Artec Créations

Les deux faces de la médaille

d'Lëtzebuerger Land vom 10.12.2009

Pour certains, il est encore un peu tôt pour penser à la Fête nationale. Ceux qui y recevront une médaille pour les services rendus à leur corps respectifs ne s’en préoccupent pas encore. Ceux qui devront les remettre non plus. Mais à Merscheid, à quelques kilomètres d’Ettelbruck, une demi-douzaine de personnes s’affaire déjà en vue du 23 juin. Parce que les médailles, ils les fabriquent. Et plusieurs heures de travail sont nécessaires pour chacune d’entre elles.

Depuis une quinzaine d’années, la société Artec (une contraction de « art » et « technique ») fournit l’essentiel des 3 000 médailles que les différents ministères distribuent chaque année à différentes personnes en reconnaissance de leurs mérites, sans compter celles de l’armée, des douanes ou des pompiers.

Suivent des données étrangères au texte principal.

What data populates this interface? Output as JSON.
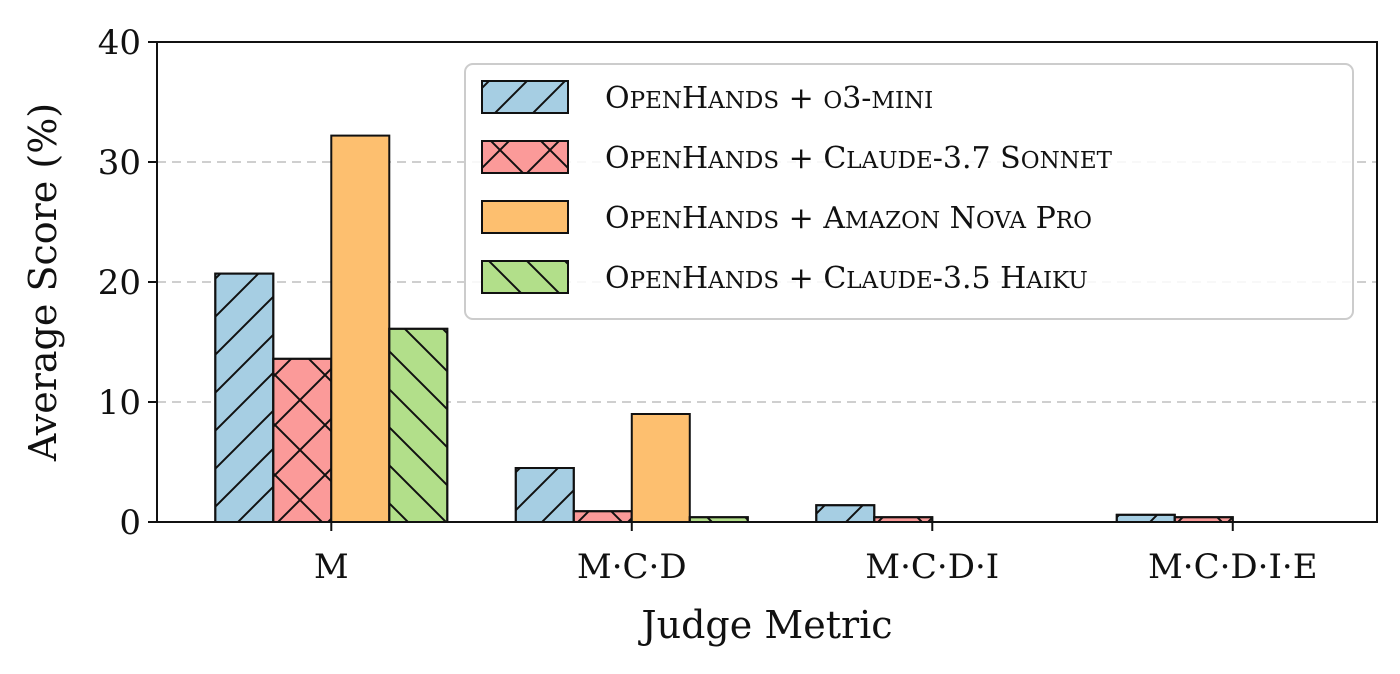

Après un début de carrière dans la construction de machines, Michel Reichert sent sa fibre entrepreneuriale qui le titille et débute la création de sa propre société en 1992. Au départ, il s’agit d’une fonderie d’art, installée dans le garage de la maison. « On faisait tout à la main, avec beaucoup de passion et de sueur », résume-t-il. Malgré quelques succès d’estime, il se rend bien compte que le marché n’est pas suffisant et recherche alors « un secteur moins concurrentiel ».

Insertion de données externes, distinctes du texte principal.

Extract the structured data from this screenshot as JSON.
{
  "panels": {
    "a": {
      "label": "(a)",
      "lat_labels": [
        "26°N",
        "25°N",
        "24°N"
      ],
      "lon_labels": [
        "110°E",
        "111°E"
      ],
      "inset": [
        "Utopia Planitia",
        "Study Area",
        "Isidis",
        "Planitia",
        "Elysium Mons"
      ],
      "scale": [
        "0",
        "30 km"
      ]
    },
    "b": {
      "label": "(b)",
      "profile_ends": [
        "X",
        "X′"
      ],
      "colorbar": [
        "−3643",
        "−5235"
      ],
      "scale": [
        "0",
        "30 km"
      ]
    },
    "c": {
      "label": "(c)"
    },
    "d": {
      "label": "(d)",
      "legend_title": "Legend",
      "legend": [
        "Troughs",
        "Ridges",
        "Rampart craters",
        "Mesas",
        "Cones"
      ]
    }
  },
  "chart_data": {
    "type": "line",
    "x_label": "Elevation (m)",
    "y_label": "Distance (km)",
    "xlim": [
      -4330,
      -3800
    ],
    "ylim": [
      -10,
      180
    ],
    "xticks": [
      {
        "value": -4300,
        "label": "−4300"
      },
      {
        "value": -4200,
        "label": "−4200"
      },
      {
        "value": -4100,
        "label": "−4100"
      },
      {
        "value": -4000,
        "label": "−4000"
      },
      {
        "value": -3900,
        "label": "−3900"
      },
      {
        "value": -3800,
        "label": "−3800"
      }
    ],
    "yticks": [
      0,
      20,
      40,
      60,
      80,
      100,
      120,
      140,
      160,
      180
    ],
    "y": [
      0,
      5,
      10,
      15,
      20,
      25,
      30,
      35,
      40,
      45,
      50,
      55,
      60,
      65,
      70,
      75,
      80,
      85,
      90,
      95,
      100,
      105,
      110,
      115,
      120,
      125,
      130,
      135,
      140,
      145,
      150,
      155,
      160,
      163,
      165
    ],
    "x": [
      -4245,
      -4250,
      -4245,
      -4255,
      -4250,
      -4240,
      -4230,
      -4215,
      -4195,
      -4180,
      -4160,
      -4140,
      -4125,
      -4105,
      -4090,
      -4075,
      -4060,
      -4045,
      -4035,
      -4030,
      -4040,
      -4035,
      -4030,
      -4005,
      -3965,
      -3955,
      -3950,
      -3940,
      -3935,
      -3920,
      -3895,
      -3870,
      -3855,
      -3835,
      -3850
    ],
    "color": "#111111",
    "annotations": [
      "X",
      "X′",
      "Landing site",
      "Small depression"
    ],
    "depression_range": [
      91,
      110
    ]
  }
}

C’est ainsi qu’il va démarcher le ministère d’État avec deux échantillons de médailles : une de grand-croix et une de commandeur. La qualité et la précision de l’exécution séduisent les responsables, qui lui passent commande. Jusqu’à sa destruction par une grenade au phosphore en décembre 1944, c’était la maison Wunsch de Diekirch qui fabriquait des médailles. Ensuite, les distinctions honorifiques des différents ministères ont été de plus en plus souvent assurées par des firmes étrangères des pays voisins.«

La qualité des médailles et de leur conditionnement s’en est fait beaucoup ressentir, » détaille Michel Rei­chert en montrant deux modèles : en effet celui qui vient de chez Artec n’est pas seulement plus brillant et mieux présenté, la médaille est composée de sept pièces distinctes assemblées entre elles, alors que les autres sont simplement embossées d’un seul tenant.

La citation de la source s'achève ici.